Adaptive semianalytical inversion of ocean color radiometry in optically complex waters

Appl Opt. 2012 May 20;51(15):2808-33. doi: 10.1364/AO.51.002808.

Abstract

To address the challenges of the parameterization of ocean color inversion algorithms in optically complex waters, we present an adaptive implementation of the linear matrix inversion method (LMI) [J. Geophys. Res.101, 16631 (1996)], which iterates over a limited number of model parameter sets to account for naturally occurring spatial or temporal variability in inherent optical properties (IOPs) and concentration specific IOPs (SIOPs). LMI was applied to a simulated reflectance dataset for spectral bands representing measured water properties of a macrotidal embayment characterized by a large variability in the shape and amplitude factors controlling the IOP spectra. We compare the inversion results for the single-model parameter implementation to the adaptive parameterization of LMI for the retrieval of bulk IOPs, the IOPs apportioned to the optically active constituents, and the concentrations of the optically active constituents. We found that ocean color inversion with LMI is significantly sensitive to the a priori selection of the empirical parameters g0 and g1 of the equations relating the above-surface remote-sensing reflectance to the IOPs in the water column [J. Geophys.

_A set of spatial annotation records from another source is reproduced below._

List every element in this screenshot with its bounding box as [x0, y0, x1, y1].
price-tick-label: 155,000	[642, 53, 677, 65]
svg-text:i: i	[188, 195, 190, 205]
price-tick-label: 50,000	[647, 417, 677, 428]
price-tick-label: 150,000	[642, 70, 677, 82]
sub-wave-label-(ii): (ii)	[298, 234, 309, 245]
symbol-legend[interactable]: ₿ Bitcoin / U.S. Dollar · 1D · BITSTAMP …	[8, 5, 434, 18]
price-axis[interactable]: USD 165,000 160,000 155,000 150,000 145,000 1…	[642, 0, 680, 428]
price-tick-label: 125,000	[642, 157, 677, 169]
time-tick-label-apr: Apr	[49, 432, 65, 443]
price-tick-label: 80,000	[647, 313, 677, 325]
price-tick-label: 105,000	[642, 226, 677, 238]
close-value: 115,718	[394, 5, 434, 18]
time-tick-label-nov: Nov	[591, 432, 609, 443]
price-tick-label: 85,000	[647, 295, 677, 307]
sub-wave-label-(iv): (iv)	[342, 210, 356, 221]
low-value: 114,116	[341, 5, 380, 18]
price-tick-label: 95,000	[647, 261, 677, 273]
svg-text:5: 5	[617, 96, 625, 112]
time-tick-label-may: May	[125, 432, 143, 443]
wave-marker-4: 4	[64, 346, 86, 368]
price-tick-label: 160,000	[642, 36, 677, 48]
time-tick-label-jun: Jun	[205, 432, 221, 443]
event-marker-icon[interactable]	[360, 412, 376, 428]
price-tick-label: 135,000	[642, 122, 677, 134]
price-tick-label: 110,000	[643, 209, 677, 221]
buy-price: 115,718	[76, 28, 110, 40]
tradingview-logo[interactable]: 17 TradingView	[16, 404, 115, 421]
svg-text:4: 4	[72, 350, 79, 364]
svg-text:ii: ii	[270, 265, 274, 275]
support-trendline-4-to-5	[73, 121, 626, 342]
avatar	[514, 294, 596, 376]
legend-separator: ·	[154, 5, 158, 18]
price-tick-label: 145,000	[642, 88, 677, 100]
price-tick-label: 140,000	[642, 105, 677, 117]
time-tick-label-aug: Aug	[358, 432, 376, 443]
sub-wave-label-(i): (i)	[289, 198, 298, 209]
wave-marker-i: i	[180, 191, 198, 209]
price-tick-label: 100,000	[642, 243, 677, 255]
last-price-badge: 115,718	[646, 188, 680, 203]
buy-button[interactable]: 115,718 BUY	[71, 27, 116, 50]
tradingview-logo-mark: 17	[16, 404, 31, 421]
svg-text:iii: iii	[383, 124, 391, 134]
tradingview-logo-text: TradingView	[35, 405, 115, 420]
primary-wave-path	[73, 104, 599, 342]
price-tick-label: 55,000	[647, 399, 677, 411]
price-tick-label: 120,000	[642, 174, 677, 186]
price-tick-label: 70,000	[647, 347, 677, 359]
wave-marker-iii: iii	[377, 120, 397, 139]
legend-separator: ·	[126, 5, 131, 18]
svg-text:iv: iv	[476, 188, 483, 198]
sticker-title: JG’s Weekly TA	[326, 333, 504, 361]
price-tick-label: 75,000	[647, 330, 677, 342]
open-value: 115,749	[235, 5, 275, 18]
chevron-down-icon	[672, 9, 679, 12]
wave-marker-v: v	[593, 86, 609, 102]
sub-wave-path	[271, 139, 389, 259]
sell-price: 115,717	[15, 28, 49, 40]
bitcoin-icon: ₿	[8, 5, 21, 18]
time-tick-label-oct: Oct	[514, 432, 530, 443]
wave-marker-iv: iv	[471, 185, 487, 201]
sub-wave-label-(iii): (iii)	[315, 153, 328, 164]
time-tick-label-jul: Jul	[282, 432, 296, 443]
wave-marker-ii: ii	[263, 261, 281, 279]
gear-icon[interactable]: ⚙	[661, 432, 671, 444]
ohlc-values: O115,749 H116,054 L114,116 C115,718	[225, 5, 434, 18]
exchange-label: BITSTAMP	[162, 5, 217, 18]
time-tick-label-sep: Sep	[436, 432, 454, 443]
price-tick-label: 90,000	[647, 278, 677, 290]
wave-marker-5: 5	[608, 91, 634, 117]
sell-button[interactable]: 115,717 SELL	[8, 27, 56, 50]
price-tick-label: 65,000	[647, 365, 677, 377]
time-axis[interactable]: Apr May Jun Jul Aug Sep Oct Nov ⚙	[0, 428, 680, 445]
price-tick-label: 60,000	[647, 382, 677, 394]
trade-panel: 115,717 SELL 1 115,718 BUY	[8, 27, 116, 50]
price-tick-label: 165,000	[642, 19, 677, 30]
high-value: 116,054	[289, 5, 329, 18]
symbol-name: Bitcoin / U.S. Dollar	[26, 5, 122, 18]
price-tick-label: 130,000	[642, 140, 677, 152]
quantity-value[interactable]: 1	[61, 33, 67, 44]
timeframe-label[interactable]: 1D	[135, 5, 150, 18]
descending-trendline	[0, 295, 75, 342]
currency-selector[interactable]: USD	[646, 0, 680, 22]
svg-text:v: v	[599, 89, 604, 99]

Res.93, 10909 (1988)]. When assuming the values proposed for open-ocean applications for g0 and g1 [J. Geophys. Res.93, 10909 (1988)], the accuracy of the retrieved IOPs, and concentrations was substantially lower than that retrieved with the parameterization developed for coastal waters [Appl. Opt.38, 3831 (1999)] because the optically complex waters analyzed in this study were dominated by particulate and dissolved matter. The adaptive parameterization of LMI yielded consistently more accurate inversion results than the single fixed SIOP model parameterizations of LMI. The adaptive implementation of LMI led to an improvement in the accuracy of apportioned IOPs and concentrations, particularly for the phytoplankton-related quantities. The adaptive parameterization encompassing wider IOP ranges were more accurate for the retrieval of bulk IOPs, apportioned IOPs, and concentration of optically active constituents.